Yes, one was tweeting just then. Awkward. #olympicceremony
OK, one takes it back. Let Cheryl mime. Honestly, it's fine. #jubileeconcert
The whole world inside the Union Flag. Brings back memories. #closingceremony
Spain vs Italy: winner gets bailed out by Germany.
In approximately five minutes, one will parachute into the stadium with a fire extinguisher and put out the olympic flame. #closingceremony
Jessie J, sod off and let's have Freddie Mercury back. #closingceremony
A-Level results day tomorrow.

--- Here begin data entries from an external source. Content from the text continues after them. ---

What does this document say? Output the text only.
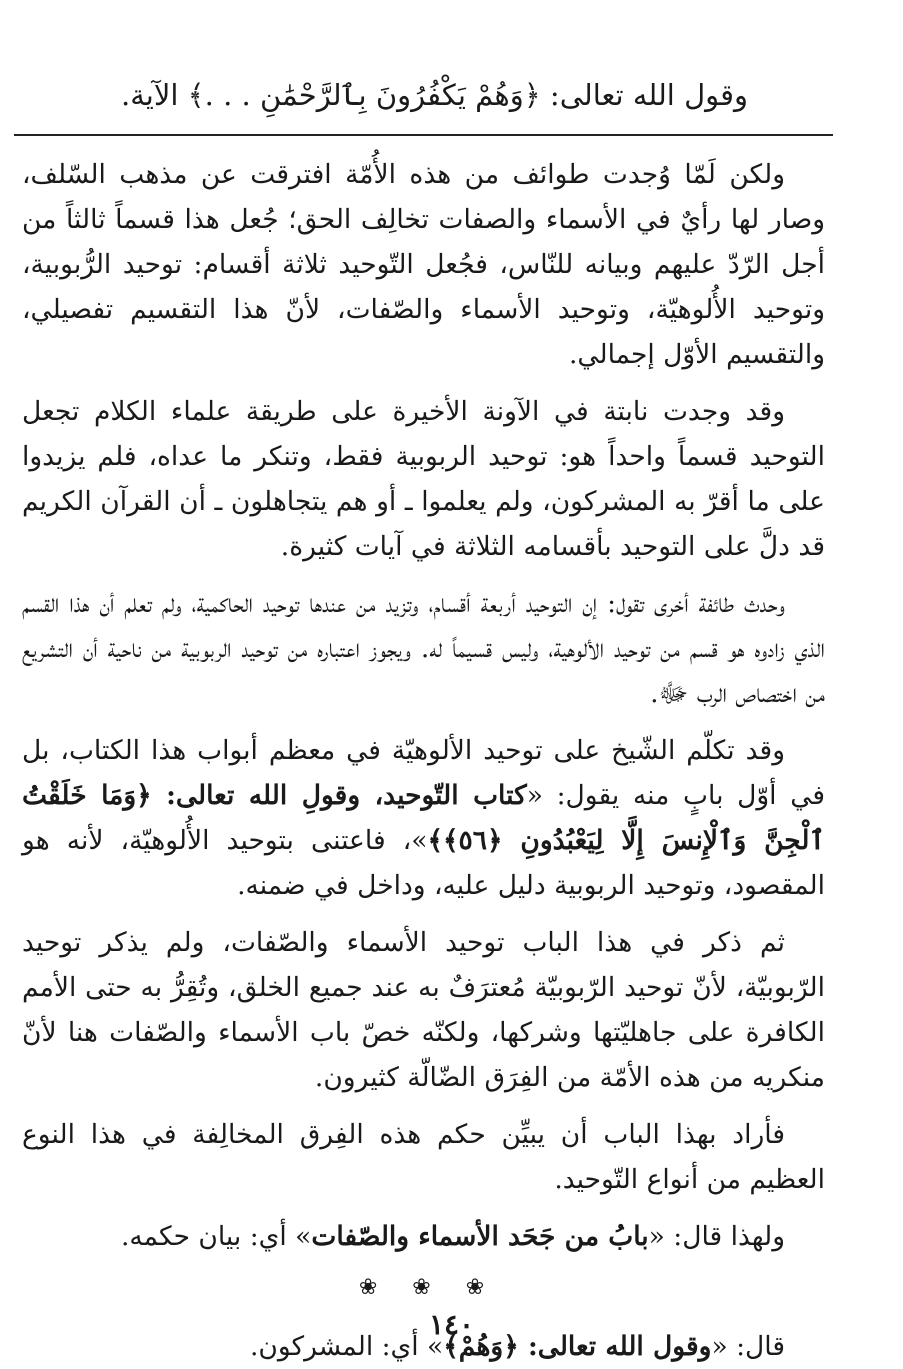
وقول الله تعالى: ﴿وَهُمْ يَكْفُرُونَ بِٱلرَّحْمَٰنِ . . .﴾ الآية.

ولكن لَمّا وُجدت طوائف من هذه الأُمّة افترقت عن مذهب السّلف، وصار لها رأيٌ في الأسماء والصفات تخالِف الحق؛ جُعل هذا قسماً ثالثاً من أجل الرّدّ عليهم وبيانه للنّاس، فجُعل التّوحيد ثلاثة أقسام: توحيد الرُّبوبية، وتوحيد الأُلوهيّة، وتوحيد الأسماء والصّفات، لأنّ هذا التقسيم تفصيلي، والتقسيم الأوّل إجمالي.

وقد وجدت نابتة في الآونة الأخيرة على طريقة علماء الكلام تجعل التوحيد قسماً واحداً هو: توحيد الربوبية فقط، وتنكر ما عداه، فلم يزيدوا على ما أقرّ به المشركون، ولم يعلموا ـ أو هم يتجاهلون ـ أن القرآن الكريم قد دلَّ على التوحيد بأقسامه الثلاثة في آيات كثيرة.

وحدث طائفة أخرى تقول: إن التوحيد أربعة أقسام، وتزيد من عندها توحيد الحاكمية، ولم تعلم أن هذا القسم الذي زادوه هو قسم من توحيد الألوهية، وليس قسيماً له. ويجوز اعتباره من توحيد الربوبية من ناحية أن التشريع من اختصاص الرب ﷻ.

وقد تكلّم الشّيخ على توحيد الألوهيّة في معظم أبواب هذا الكتاب، بل في أوّل بابٍ منه يقول: «كتاب التّوحيد، وقولِ الله تعالى: ﴿وَمَا خَلَقْتُ ٱلْجِنَّ وَٱلْإِنسَ إِلَّا لِيَعْبُدُونِ ﴿٥٦﴾﴾»، فاعتنى بتوحيد الأُلوهيّة، لأنه هو المقصود، وتوحيد الربوبية دليل عليه، وداخل في ضمنه.

ثم ذكر في هذا الباب توحيد الأسماء والصّفات، ولم يذكر توحيد الرّبوبيّة، لأنّ توحيد الرّبوبيّة مُعترَفٌ به عند جميع الخلق، وتُقِرُّ به حتى الأمم الكافرة على جاهليّتها وشركها، ولكنّه خصّ باب الأسماء والصّفات هنا لأنّ منكريه من هذه الأمّة من الفِرَق الضّالّة كثيرون.

فأراد بهذا الباب أن يبيِّن حكم هذه الفِرق المخالِفة في هذا النوع العظيم من أنواع التّوحيد.

ولهذا قال: «بابُ من جَحَد الأسماء والصّفات» أي: بيان حكمه.
❀ ❀ ❀
قال: «وقول الله تعالى: ﴿وَهُمْ﴾» أي: المشركون.
١٤٠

Mr Osborne is hoping to have finally passed Maths; Mr Cameron had to retake politics. Mr Clegg did pottery.
Monday is cancelled due to lack of interest.
Get off of one's roof you absolute morons. #jubileeconcert
Text from the Pope: "Have a Good Friday". Joker.
People are wondering where Paul McCartney is. One has three words: Tower of London. #closingceremony
Quit the French commentary moonbeam. We're on the right side of the channel over here. #olympicceremony
There's only one thing that can spoil this: Paul McCartney. #closingceremony
Mr Clegg on the phone. He's failed his biology A-Level. Apparently couldn't find a backbone. Awkward.
Poland vs Greece. Winner gets bailed out by Germany.